Did you think to pray?
We are all probably familiar with the hymn, Did you think to pray? It is a song that is found in most hymnals and when sung it admonishes its singers to contemplate the importance of prayer in their daily lives. While the majority of songs sang week-to-week are of praise and adoration to our heavenly Father, this song speaks primarily to the singer. The entire song originates around the simple question, Did you think to pray? From the very first verse, the writer is asking the singer to seriously evaluate his daily prayers –
Before you left your room this morning, Did you think to pray? In the name of Christ, our Savior, Did you sue for loving favor, As a shield today?
While these questions are rhetorical and can be easily answered, they still deserve a fair and honest answer.
When we begin to study the Bible, prayer certainly becomes a familiar sight in almost every Bible character from the beginning to the end. Strong and courageous Bible characters one after another are continually noted for their habitual prayers and open communication with God. The great king David, a man after God’s own heart, wrote numerous Psalms praying for forgiveness, deliverance, protection, etc. Another good king, Hezekiah, when confronted with the invasion of Sennacherib went to God in prayer and was spared from invasion when God sent an angel and destroyed 180,000 men of the Assyrian army in one night (2 Chronicles 33:20-21). While these two examples only begin to scratch the surface, the need of prayer and the strength of one’s spiritual life are found to be uniquely tied throughout the Old Testament.

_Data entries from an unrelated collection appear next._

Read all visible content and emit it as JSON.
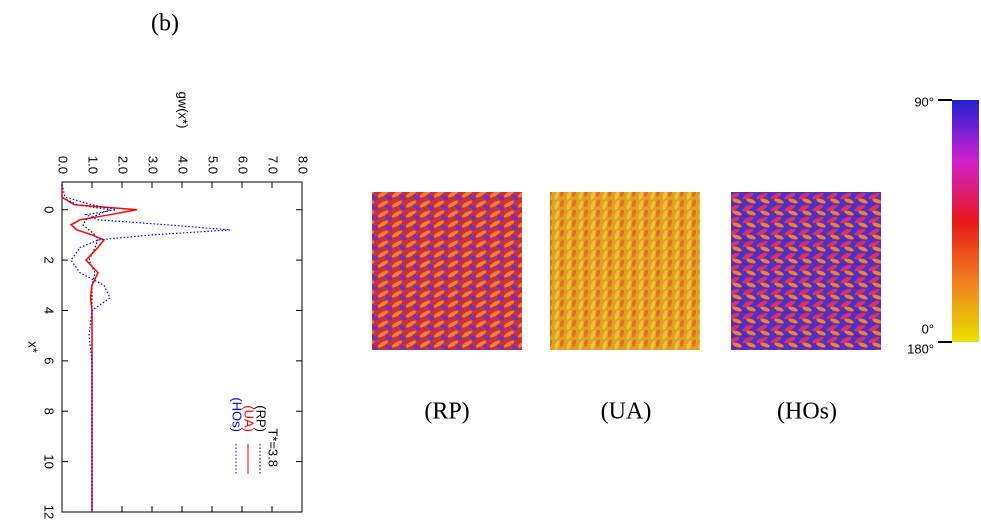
{
  "panel_label": "(b)",
  "snapshots": [
    "(RP)",
    "(UA)",
    "(HOs)"
  ],
  "colorbar": {
    "top_label": "90°",
    "bottom_labels": [
      "0°",
      "180°"
    ]
  },
  "chart_data": {
    "type": "line",
    "x_label": "x*",
    "y_label": "gw(x*)",
    "legend_title": "T*=3.8",
    "x": [
      -1,
      -0.5,
      -0.2,
      0,
      0.2,
      0.4,
      0.6,
      0.8,
      1,
      1.2,
      1.5,
      2,
      2.5,
      3,
      3.5,
      4,
      5,
      6,
      8,
      10,
      12
    ],
    "series": [
      {
        "name": "(RP)",
        "color": "#000000",
        "dash": true,
        "values": [
          0,
          0,
          0.5,
          1.6,
          1.2,
          0.8,
          0.7,
          0.9,
          1.1,
          1.2,
          1.1,
          0.9,
          1.1,
          1.0,
          1.0,
          1.0,
          1.0,
          1.0,
          1.0,
          1.0,
          1.0
        ]
      },
      {
        "name": "(UA)",
        "color": "#ff0000",
        "dash": false,
        "values": [
          0,
          0,
          0.4,
          2.5,
          1.6,
          0.6,
          0.3,
          0.5,
          1.0,
          1.4,
          1.2,
          0.8,
          1.2,
          1.0,
          0.95,
          1.0,
          1.0,
          1.0,
          1.0,
          1.0,
          1.0
        ]
      },
      {
        "name": "(HOs)",
        "color": "#0000ff",
        "dash": true,
        "values": [
          0,
          0.1,
          1.0,
          1.8,
          0.8,
          1.2,
          3.5,
          5.6,
          3.0,
          1.2,
          0.6,
          0.3,
          0.6,
          1.4,
          1.6,
          1.0,
          0.9,
          1.0,
          1.0,
          1.0,
          1.0
        ]
      }
    ],
    "xlim": [
      -1.1,
      12
    ],
    "xticks": [
      0,
      2,
      4,
      6,
      8,
      10,
      12
    ],
    "ylim": [
      0,
      8
    ],
    "yticks": [
      {
        "value": 0,
        "label": "0.0"
      },
      {
        "value": 1,
        "label": "1.0"
      },
      {
        "value": 2,
        "label": "2.0"
      },
      {
        "value": 3,
        "label": "3.0"
      },
      {
        "value": 4,
        "label": "4.0"
      },
      {
        "value": 5,
        "label": "5.0"
      },
      {
        "value": 6,
        "label": "6.0"
      },
      {
        "value": 7,
        "label": "7.0"
      },
      {
        "value": 8,
        "label": "8.0"
      }
    ]
  }
}
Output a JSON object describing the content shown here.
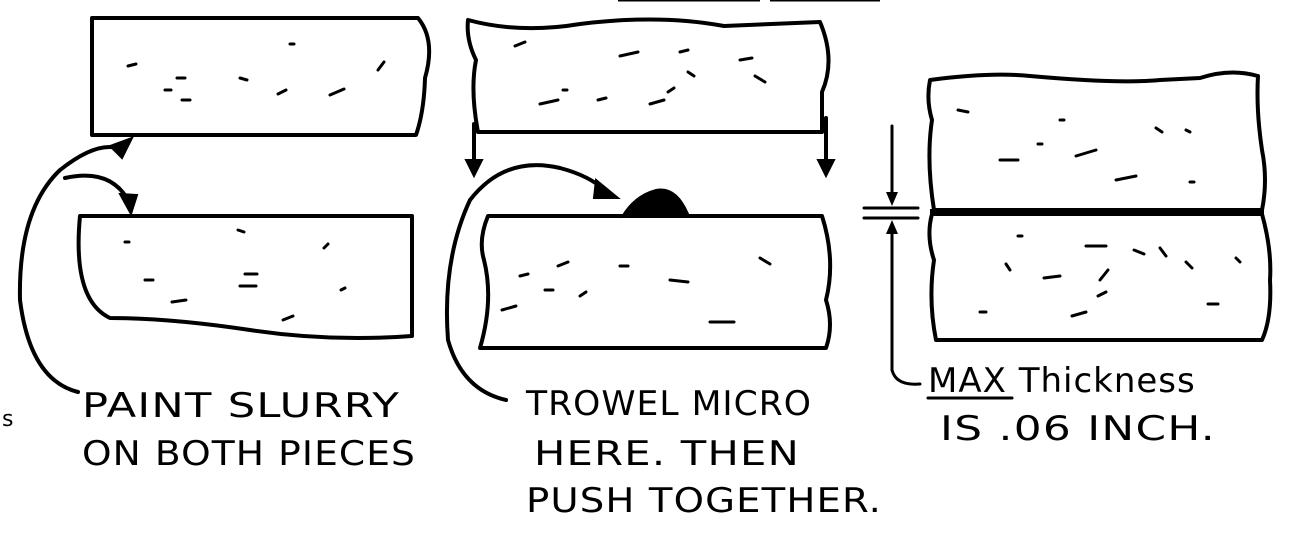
{
  "diagram": {
    "top_fragment": "",
    "steps": [
      {
        "id": "paint",
        "label_lines": [
          "PAINT SLURRY",
          "ON BOTH PIECES"
        ]
      },
      {
        "id": "trowel",
        "label_lines": [
          "TROWEL MICRO",
          "HERE. THEN",
          "PUSH TOGETHER."
        ]
      },
      {
        "id": "thickness",
        "label_emphasis": "MAX",
        "label_rest": " Thickness",
        "label_line2": "IS .06 INCH."
      }
    ],
    "edge_mark": "s"
  }
}
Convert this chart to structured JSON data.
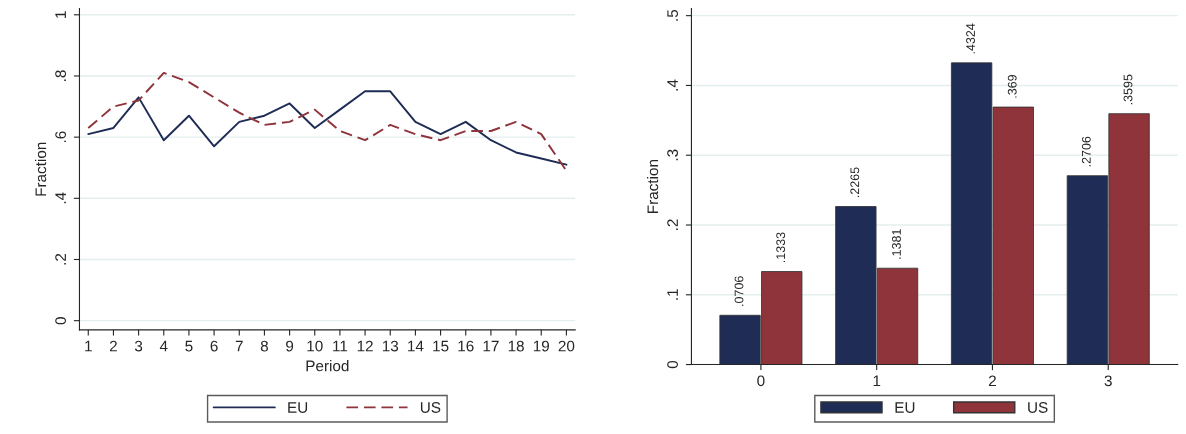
{
  "chart_data": [
    {
      "type": "line",
      "xlabel": "Period",
      "ylabel": "Fraction",
      "x": [
        1,
        2,
        3,
        4,
        5,
        6,
        7,
        8,
        9,
        10,
        11,
        12,
        13,
        14,
        15,
        16,
        17,
        18,
        19,
        20
      ],
      "series": [
        {
          "name": "EU",
          "color": "#1f2d56",
          "line_style": "solid",
          "values": [
            0.61,
            0.63,
            0.73,
            0.59,
            0.67,
            0.57,
            0.65,
            0.67,
            0.71,
            0.63,
            0.69,
            0.75,
            0.75,
            0.65,
            0.61,
            0.65,
            0.59,
            0.55,
            0.53,
            0.51
          ]
        },
        {
          "name": "US",
          "color": "#8f343b",
          "line_style": "dashed",
          "values": [
            0.63,
            0.7,
            0.72,
            0.81,
            0.78,
            0.73,
            0.68,
            0.64,
            0.65,
            0.69,
            0.62,
            0.59,
            0.64,
            0.61,
            0.59,
            0.62,
            0.62,
            0.65,
            0.61,
            0.49
          ]
        }
      ],
      "xlim": [
        0.65,
        20.35
      ],
      "xticks": [
        1,
        2,
        3,
        4,
        5,
        6,
        7,
        8,
        9,
        10,
        11,
        12,
        13,
        14,
        15,
        16,
        17,
        18,
        19,
        20
      ],
      "ylim": [
        -0.03,
        1.02
      ],
      "yticks": [
        {
          "value": 0,
          "label": "0"
        },
        {
          "value": 0.2,
          "label": ".2"
        },
        {
          "value": 0.4,
          "label": ".4"
        },
        {
          "value": 0.6,
          "label": ".6"
        },
        {
          "value": 0.8,
          "label": ".8"
        },
        {
          "value": 1,
          "label": "1"
        }
      ],
      "grid": "y",
      "legend": "bottom"
    },
    {
      "type": "bar",
      "ylabel": "Fraction",
      "categories": [
        "0",
        "1",
        "2",
        "3"
      ],
      "series": [
        {
          "name": "EU",
          "color": "#1f2d56",
          "values": [
            0.0706,
            0.2265,
            0.4324,
            0.2706
          ]
        },
        {
          "name": "US",
          "color": "#8f343b",
          "values": [
            0.1333,
            0.1381,
            0.369,
            0.3595
          ]
        }
      ],
      "value_labels": [
        [
          ".0706",
          ".2265",
          ".4324",
          ".2706"
        ],
        [
          ".1333",
          ".1381",
          ".369",
          ".3595"
        ]
      ],
      "ylim": [
        0,
        0.51
      ],
      "yticks": [
        {
          "value": 0,
          "label": "0"
        },
        {
          "value": 0.1,
          "label": ".1"
        },
        {
          "value": 0.2,
          "label": ".2"
        },
        {
          "value": 0.3,
          "label": ".3"
        },
        {
          "value": 0.4,
          "label": ".4"
        },
        {
          "value": 0.5,
          "label": ".5"
        }
      ],
      "grid": "y",
      "legend": "bottom"
    }
  ]
}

When we move into the New Testament, prayer again becomes a focal point in Jesus’ daily life. Jesus would routinely withdraw Himself by going either into a secluded area, the wilderness, garden or mountain to pray alone (Mark 1:35; Matthew 14:23). It was Jesus who prayed thanksgiving for the food and then fed five thousand men on one occasion and four thousand on another (Matthew 14:19; 15:36). It was His influence and daily prayer life that convicted His own disciples to ask, “Lord, teach us to pray just as John also taught his disciples” (Luke 11:1). It was Jesus who went up on the mountain to pray, and while He was praying was transfigured (Luke 9:28-29). It was Jesus who, on the night of betrayal, prayed for Himself, His disciples, and all who would believe on Him through their word (John 17). It was Jesus who prayed three times for His Father’s will to be done (Mark 14:32-42). While dying upon the cross, Jesus prayed for the forgiveness of His enemies sins (Luke 23:34). In His final moments, Jesus committed Himself to prayer and said, “Father, into Your hands I commit My spirit” (Luke 23:46). The importance of prayer in our daily lives cannot be dismissed when it is evident throughout the life of Jesus. For if prayer was of this great importance for the Son of God, how much more should it be to us?
Prayer and its essential nature was not only stressed in Jesus’ own life but also found throughout His teaching. Jesus taught concerning prayer at many different points in His earthly ministry. In the sermon on the mount, Jesus taught that prayer was to be kept secret desiring to please the heavenly Father, not publicly displayed to be merely seen by men (Matthew 6:5-6). He continued by offering a model prayer helping His listeners to build a solid foundation in their approach to the heavenly Father (Matthew 6:9-13). In the gospel of Luke, Jesus taught the importance of persistence in prayer (Luke 18:2-8). It was here Jesus asked, “…when the Son of Man comes, will he find faith on the earth?” Will Jesus find our faith manifested by our persistence and reliance upon prayer?
Our spiritual strength directly depends upon our desire to give time to prayer. In every circumstance of life, prayer needs to be the beginning, middle, and end. When your family moved to a new location, did you think to pray? When you decided which church to attend, did you think to pray? When you contemplated a new job offer, did you think to pray? When you decided to start a family, did they think to pray? When you have sat down to a meal at the table, did you think to pray? While we may out of routine pray prior to meals, what about the other occasions when prayer is needed the most? Prayer cannot be the last resort for help in our every day lives. We must make a commitment to spend more time each day with God in prayer. We must be persistent, diligent, humble, and forever grateful to our eternal Father for such a wonderful blessing such as prayer. May our lives be evident to the influence and impact of praying without ceasing. When Christ does return may we be found faithful in His glorious sight!